ここまで建物の設計に取り組んできた設計者は、どんな人たちなのでしょうか。
それぞれの仕事のおもしろさや、設計者を目指したきっかけなどを聞きました。
いつでもどこでも建物を見るのが大好き!新しい建物ができると見に行ったり、旅行先でも気になる建物があるとつい時間を忘れて見入ってしまったり。自分が設計した建物も気になって、インターネットのストリートビューでチェックしたりすることもあります。
建築設計は、建物に関するすべてに目を通すプロデューサー的な存在です。お客さまや設計チーム、現場など、すべての人に信頼され、まかせてもらえる人間力がないと、次々と降ってくる問題をさばききれないでしょう。でも、ひとつひとつ問題をクリアしていくのも、この仕事のおもしろいところです。
また、設計者というとクリエイティブなイメージですが、実際にデザイン作業にかける時間はすごく短くて、お客さまの要望を聞いたり、調べたり、交渉したりすることのほうが多い、実はとても地道な作業です。
でも、同じ建物は一つもなく、毎回イチから作るので、毎回新鮮な気持ちで取り組めるのが楽しいです。完成まで常に「よりよく」を求め、お客さまに建物を好きになってもらうことを目指して設計しています!
設備設計は、「想定外を想定する」という、ものづくりの中ではちょっと変わった仕事です。もし気温がこんなに上がったら、これだけ雨が降ったらなどと想像しながら、建物を使う人をおもてなしする気持ちで設計しています。
建物そのものをつくるというよりも、建物をつくることによってできた「空間の質」をよくする仕事なので、学校で勉強したことだけでなく、実際に経験を積むことがとても大事です。「目には見えないけれどとても重要なものをになう」というのも大きな醍醐味です。仕事以外でも、つい天井の点検口が気になって見てしまうことも。
鹿島では、設備設計の中で、照明が得意な人、給排水が得意な人など、それぞれの技術を専門とするチームに分かれています。また、水や温水を作り出して空調をコントロールするようなエネルギー関連の設計や、省エネに関する新技術の研究開発、エンジニアの視点でお客さまからの相談に応じるコンサルティング業務なども行っています。一つの専門分野のエキスパートになっていくところが、この仕事のおもしろさですね。
構造設計は建物の外からは見えない柱や梁などを設計する、文字通り「縁の下の力持ち」です。しかし、最近では、曲面を多く使用したり柱を少なくしたりするような複雑なデザインが求められることが増えたため、「構造デザイン」という分野で構造設計が注目されるようになってきました。
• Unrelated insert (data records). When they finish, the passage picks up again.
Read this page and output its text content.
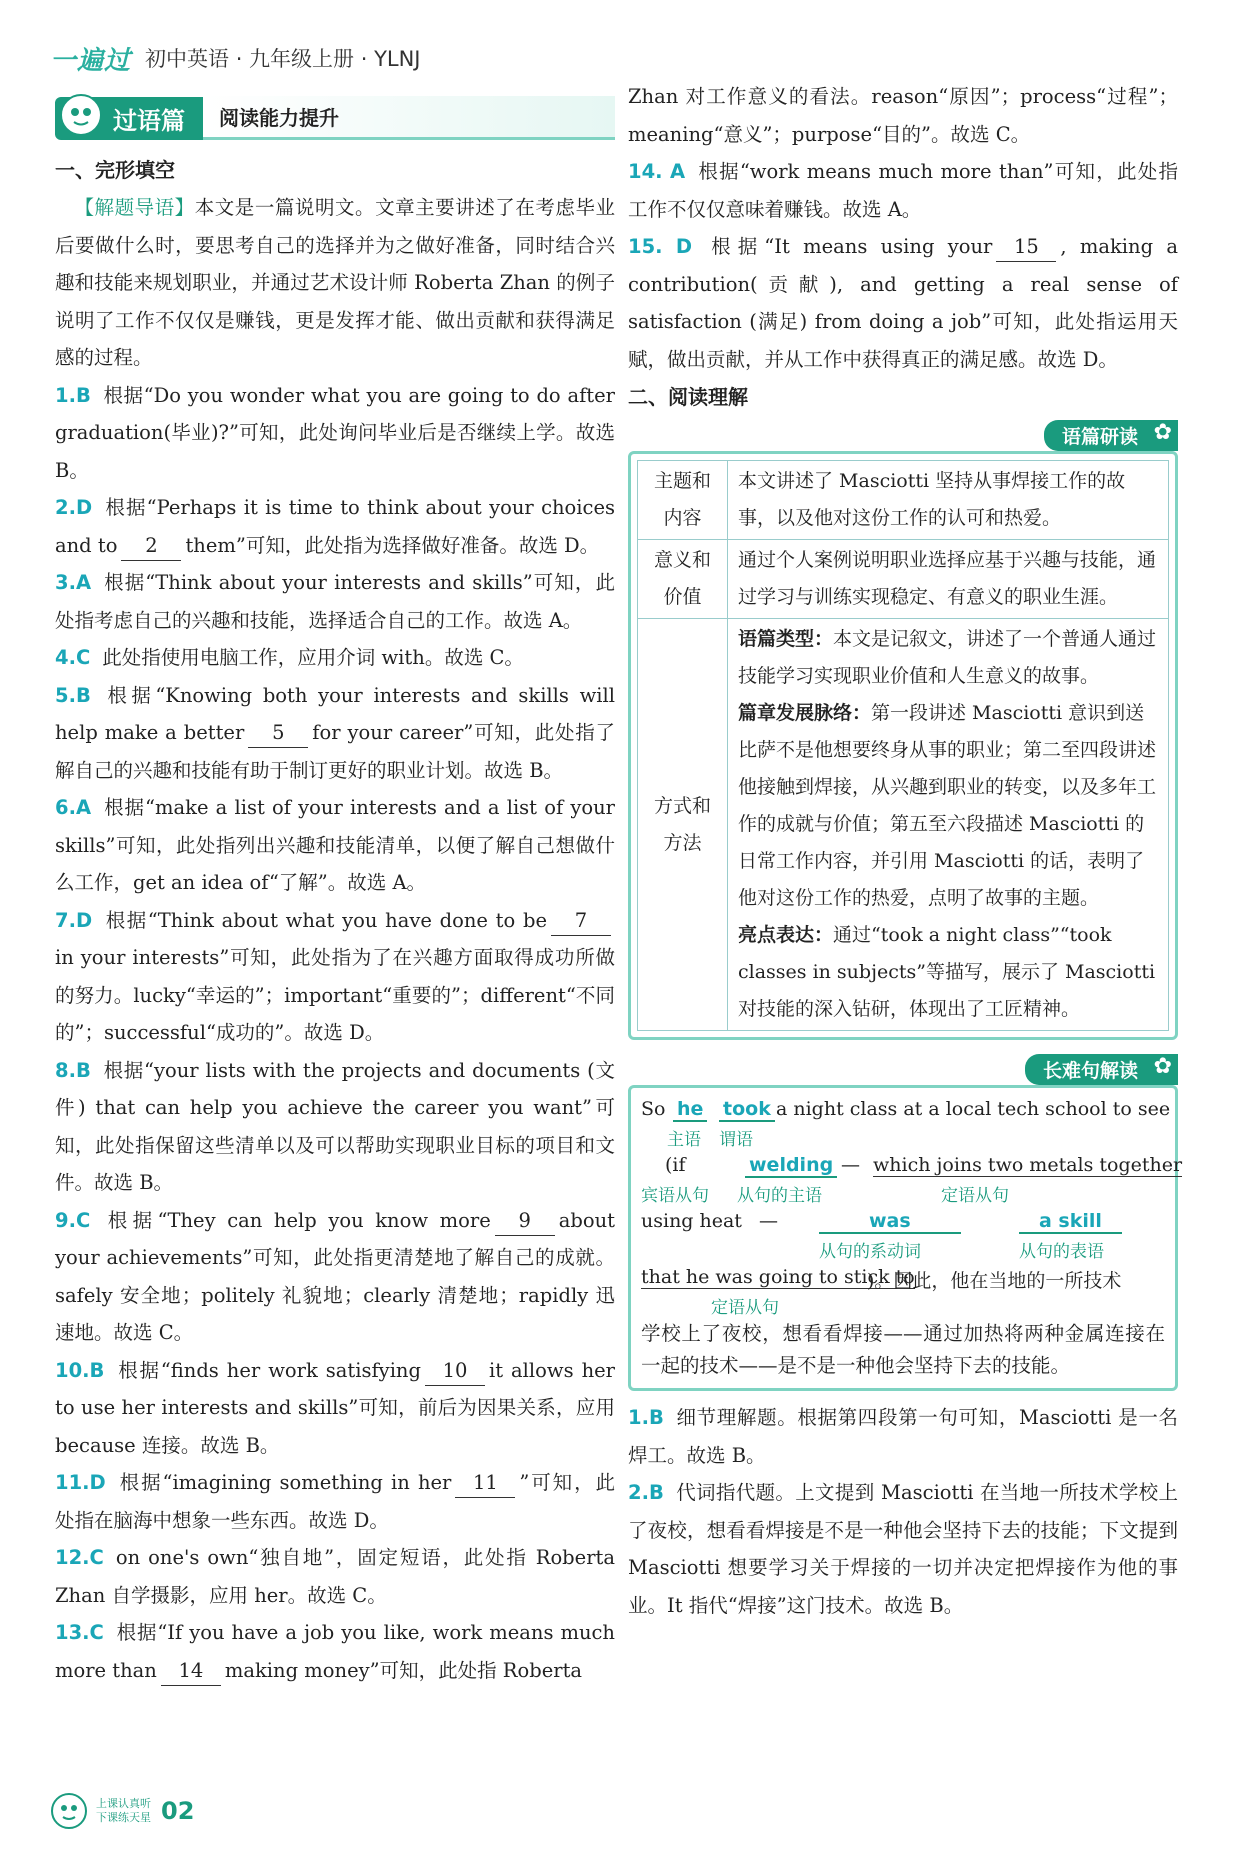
一遍过 初中英语 · 九年级上册 · YLNJ
过语篇	阅读能力提升
一、完形填空
【解题导语】本文是一篇说明文。文章主要讲述了在考虑毕业后要做什么时，要思考自己的选择并为之做好准备，同时结合兴趣和技能来规划职业，并通过艺术设计师 Roberta Zhan 的例子说明了工作不仅仅是赚钱，更是发挥才能、做出贡献和获得满足感的过程。
1.B 根据“Do you wonder what you are going to do after graduation(毕业)?”可知，此处询问毕业后是否继续上学。故选 B。
2.D 根据“Perhaps it is time to think about your choices and to 2 them”可知，此处指为选择做好准备。故选 D。
3.A 根据“Think about your interests and skills”可知，此处指考虑自己的兴趣和技能，选择适合自己的工作。故选 A。
4.C 此处指使用电脑工作，应用介词 with。故选 C。
5.B 根据“Knowing both your interests and skills will help make a better 5 for your career”可知，此处指了解自己的兴趣和技能有助于制订更好的职业计划。故选 B。
6.A 根据“make a list of your interests and a list of your skills”可知，此处指列出兴趣和技能清单，以便了解自己想做什么工作，get an idea of“了解”。故选 A。
7.D 根据“Think about what you have done to be 7in your interests”可知，此处指为了在兴趣方面取得成功所做的努力。lucky“幸运的”；important“重要的”；different“不同的”；successful“成功的”。故选 D。
8.B 根据“your lists with the projects and documents (文件) that can help you achieve the career you want”可知，此处指保留这些清单以及可以帮助实现职业目标的项目和文件。故选 B。
9.C 根据“They can help you know more 9 about your achievements”可知，此处指更清楚地了解自己的成就。safely 安全地；politely 礼貌地；clearly 清楚地；rapidly 迅速地。故选 C。
10.B 根据“finds her work satisfying 10 it allows her to use her interests and skills”可知，前后为因果关系，应用 because 连接。故选 B。
11.D 根据“imagining something in her 11 ”可知，此处指在脑海中想象一些东西。故选 D。
12.C on one's own“独自地”，固定短语，此处指 Roberta Zhan 自学摄影，应用 her。故选 C。
13.C 根据“If you have a job you like, work means much more than 14 making money”可知，此处指 Roberta
Zhan 对工作意义的看法。reason“原因”；process“过程”；meaning“意义”；purpose“目的”。故选 C。
14. A 根据“work means much more than”可知，此处指工作不仅仅意味着赚钱。故选 A。
15. D 根据“It means using your 15 , making a contribution(贡献), and getting a real sense of satisfaction (满足) from doing a job”可知，此处指运用天赋，做出贡献，并从工作中获得真正的满足感。故选 D。
二、阅读理解
语篇研读 ✿
主题和内容	本文讲述了 Masciotti 坚持从事焊接工作的故事，以及他对这份工作的认可和热爱。
意义和价值	通过个人案例说明职业选择应基于兴趣与技能，通过学习与训练实现稳定、有意义的职业生涯。
方式和方法	语篇类型：本文是记叙文，讲述了一个普通人通过技能学习实现职业价值和人生意义的故事。
篇章发展脉络：第一段讲述 Masciotti 意识到送比萨不是他想要终身从事的职业；第二至四段讲述他接触到焊接，从兴趣到职业的转变，以及多年工作的成就与价值；第五至六段描述 Masciotti 的日常工作内容，并引用 Masciotti 的话，表明了他对这份工作的热爱，点明了故事的主题。
亮点表达：通过“took a night class”“took classes in subjects”等描写，展示了 Masciotti 对技能的深入钻研，体现出了工匠精神。
长难句解读 ✿
So he took a night class at a local tech school to see
主语 谓语
(if	welding — which joins two metals together
宾语从句 从句的主语	定语从句
using heat —	was	a skill
从句的系动词	从句的表语
that he was going to stick to
)。因此，他在当地的一所技术
定语从句
学校上了夜校，想看看焊接——通过加热将两种金属连接在一起的技术——是不是一种他会坚持下去的技能。
1.B 细节理解题。根据第四段第一句可知，Masciotti 是一名焊工。故选 B。
2.B 代词指代题。上文提到 Masciotti 在当地一所技术学校上了夜校，想看看焊接是不是一种他会坚持下去的技能；下文提到 Masciotti 想要学习关于焊接的一切并决定把焊接作为他的事业。It 指代“焊接”这门技术。故选 B。
上课认真听
下课练天星 02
とはいえ、建物が完成したら構造体が隠れてしまうので、自分が設計した構造体を見るために建設中の工事現場に出没することも。
構造設計者は、常に「もしこんな災害が起きたら」などと不測の事態のことを考えている、「究極の予測屋」です。地震が起きたときに建物がどう揺れるかなどをよく知っているからこそ、地震には人一倍敏感かもしれません。逆に、日本の60m以上の超高層ビルはとても地震に強い設計だということもよく知っているので、人一倍安心している面もあります。
構造体は外からは見えませんが、「見えないからこそ大事なものを作っているんだ!」と誇りに思っています。また、安全な構造体をつくるための答えは一つではないので、自分の発想を生かして新しい提案をすれば、建物という結果となって返ってくるのもおもしろいですね。